5 Reasons Why You Should Work At PolicyMic
As I walked back home from the PolicyMic office in the searing cold a few days ago, I realized something: I really enjoyed being a PolicyMic intern. I genuinely wanted to recommend the internship to everyone I knew because it was really awesome. However, every time I have attempted to suggest an activity without providing my reasoning, it has resulted with drinks in my face.
So, to do what I should have originally done with Francine Angelakos at prom, I will provide a list of reasons why everyone should take my suggestion seriously and consider being a PolicyMic intern.
1. Improve Your Writing
Writing once or twice a week is cute; writing three or four times a day is a true challenge. And, even though it may initially be daunting, writing in a closed (but flexible) time frame daily forces you to improve your prose, abandon stylistic conventions, and write as you write naturally.
No more catering to the cheap seats or petty eloquence; get to the point and work with your own voice. By writing more, you get more feedback, bring in more readers and get more of a chance to find and embrace your desired tone of voice; mine, I’ve learned, is sarcastic and pretentious.
2. Get Experience
Before my internship, I was terrified to tackle subjects like politics, and the idea of live-blogging caused me to shrivel up in a ball and cry. However, by interning with PolicyMic, I got experience with different fields and different methods of news reporting.
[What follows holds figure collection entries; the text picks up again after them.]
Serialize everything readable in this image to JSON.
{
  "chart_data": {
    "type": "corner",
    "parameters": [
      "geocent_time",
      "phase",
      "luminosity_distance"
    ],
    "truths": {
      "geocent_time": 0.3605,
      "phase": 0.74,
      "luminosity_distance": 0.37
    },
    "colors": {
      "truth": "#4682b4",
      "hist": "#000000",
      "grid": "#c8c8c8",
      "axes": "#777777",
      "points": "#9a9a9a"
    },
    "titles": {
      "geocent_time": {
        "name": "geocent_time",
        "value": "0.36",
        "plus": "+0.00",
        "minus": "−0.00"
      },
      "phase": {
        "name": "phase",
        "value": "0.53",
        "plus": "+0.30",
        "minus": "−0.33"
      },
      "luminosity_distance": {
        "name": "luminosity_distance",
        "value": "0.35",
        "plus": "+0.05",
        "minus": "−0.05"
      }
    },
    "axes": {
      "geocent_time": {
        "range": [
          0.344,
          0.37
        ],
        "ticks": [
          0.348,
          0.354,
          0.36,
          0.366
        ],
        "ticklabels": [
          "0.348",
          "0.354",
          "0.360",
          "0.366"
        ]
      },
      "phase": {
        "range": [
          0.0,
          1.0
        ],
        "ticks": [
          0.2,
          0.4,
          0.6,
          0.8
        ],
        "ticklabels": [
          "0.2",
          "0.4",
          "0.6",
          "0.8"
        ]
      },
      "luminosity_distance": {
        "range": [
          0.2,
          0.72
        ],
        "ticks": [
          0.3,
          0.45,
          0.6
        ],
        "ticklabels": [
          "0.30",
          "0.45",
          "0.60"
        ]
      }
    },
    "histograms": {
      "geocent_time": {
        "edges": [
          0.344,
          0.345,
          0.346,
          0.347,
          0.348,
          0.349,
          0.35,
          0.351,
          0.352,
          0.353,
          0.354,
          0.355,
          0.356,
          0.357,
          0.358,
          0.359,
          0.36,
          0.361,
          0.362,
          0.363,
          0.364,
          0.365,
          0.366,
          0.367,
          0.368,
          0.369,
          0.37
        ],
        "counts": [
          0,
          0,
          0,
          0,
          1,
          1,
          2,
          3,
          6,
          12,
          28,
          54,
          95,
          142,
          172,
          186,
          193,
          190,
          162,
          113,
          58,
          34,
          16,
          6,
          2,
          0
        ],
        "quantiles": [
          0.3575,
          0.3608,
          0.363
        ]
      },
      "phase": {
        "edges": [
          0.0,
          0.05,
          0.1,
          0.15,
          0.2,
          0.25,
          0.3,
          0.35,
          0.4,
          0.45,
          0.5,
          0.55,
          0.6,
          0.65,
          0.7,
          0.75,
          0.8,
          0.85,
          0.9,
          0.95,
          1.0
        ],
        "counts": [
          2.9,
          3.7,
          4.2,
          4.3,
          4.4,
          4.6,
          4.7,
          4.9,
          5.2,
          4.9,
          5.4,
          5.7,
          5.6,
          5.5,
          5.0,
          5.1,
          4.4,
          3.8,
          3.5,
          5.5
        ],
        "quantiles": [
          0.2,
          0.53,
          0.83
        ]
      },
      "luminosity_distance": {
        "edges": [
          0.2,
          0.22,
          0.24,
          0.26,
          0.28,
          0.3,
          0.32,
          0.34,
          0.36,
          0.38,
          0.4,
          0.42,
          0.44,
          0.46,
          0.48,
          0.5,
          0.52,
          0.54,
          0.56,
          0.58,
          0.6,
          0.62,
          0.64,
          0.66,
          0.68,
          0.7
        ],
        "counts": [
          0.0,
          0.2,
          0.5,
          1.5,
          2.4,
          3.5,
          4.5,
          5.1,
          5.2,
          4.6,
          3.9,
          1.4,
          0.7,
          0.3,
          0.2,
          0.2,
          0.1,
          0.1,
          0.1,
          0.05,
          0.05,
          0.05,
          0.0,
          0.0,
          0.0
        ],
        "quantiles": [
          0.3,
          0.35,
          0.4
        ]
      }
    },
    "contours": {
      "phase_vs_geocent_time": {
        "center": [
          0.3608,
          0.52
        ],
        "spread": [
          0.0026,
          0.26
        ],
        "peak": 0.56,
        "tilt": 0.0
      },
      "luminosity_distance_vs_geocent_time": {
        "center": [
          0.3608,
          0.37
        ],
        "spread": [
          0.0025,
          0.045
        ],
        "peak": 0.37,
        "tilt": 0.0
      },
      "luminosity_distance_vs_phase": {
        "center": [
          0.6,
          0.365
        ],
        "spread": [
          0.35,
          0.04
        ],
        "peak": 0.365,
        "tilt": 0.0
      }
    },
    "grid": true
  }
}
And even when I didn’t know something like the back of my insanely talented hand, everyone was very patient and helpful in guiding me on what to do.
I learned how to produce high amounts of content without compromising quality, how different aspects of an online publication work, and how exactly to coordinate what it is you want to tackle on any given day.
3. Meet Awesome Co-Workers
I now have references, and I also got to spend time with (and get to know) the people that provide them. It was a tolerable atmosphere and I didn’t mind pretending to have fun. (Sarcastic and pretentious.)
With all sincerity, the whole PM backstage area is an incredibly friendly place and everyone is genuinely interested in helping you as a writer. Be it the directions they provide in what to do every day, the awesome topics they suggest, the writing feedback they give, or just the fun conversations in the office, everyone there makes sure that PolicyMic is an approachable organization, not a faceless machine.
And Alex Marin only consumes the souls of innocent children and old ladies, so most interns will be out of that age bracket.
4. Share Your Opinions
I was really able to customize this internship. My schedule allowed me to work around my schedule and I took Fridays and Sundays off. I worked from home but was also free to come into the office. My daily assignments were always based on what I was interested in writing about and I even did the trends searches myself. So scheduling and likeability of topics was never an issue.
Also, I was entirely free to express my opinion and it was given the same treatment as any other opinion; my ideas were prominently displayed, tweeted about through PolicyMic's official account and carefully edited for clarity and maximum impact. There is a legitimate diversity of opinion that many publications seem to lack and I’m glad PolicyMic has it.
5. It’s Just Fun
The users on PolicyMic are already aware that this is a lively atmosphere. Once you do the internship, however, the liveliness goes up even further. You get to meet more people, are introduced to an even greater variety of opinions, make good allies in the comments, and are even introduced to some very cool rivals (I’m coming for you, Merkel). You become part of a larger discourse and get to tackle many ideas you may not have thought up on your own.
In short, the PolicyMic internship is challenging, fun, and looks great on your resume. You meet people you want to keep in touch with and you get better at what you do. Considering my genius level intellect and natural affinity for writing, I did not think that was possible. But it was.
And I learned that it’s pronounced PolicyMIC, as in “microphone,” not as in Mickey. Seriously, was I alone in that? Well, I’m an immigrant so if you scoff at my pronunciation, you’re a racist.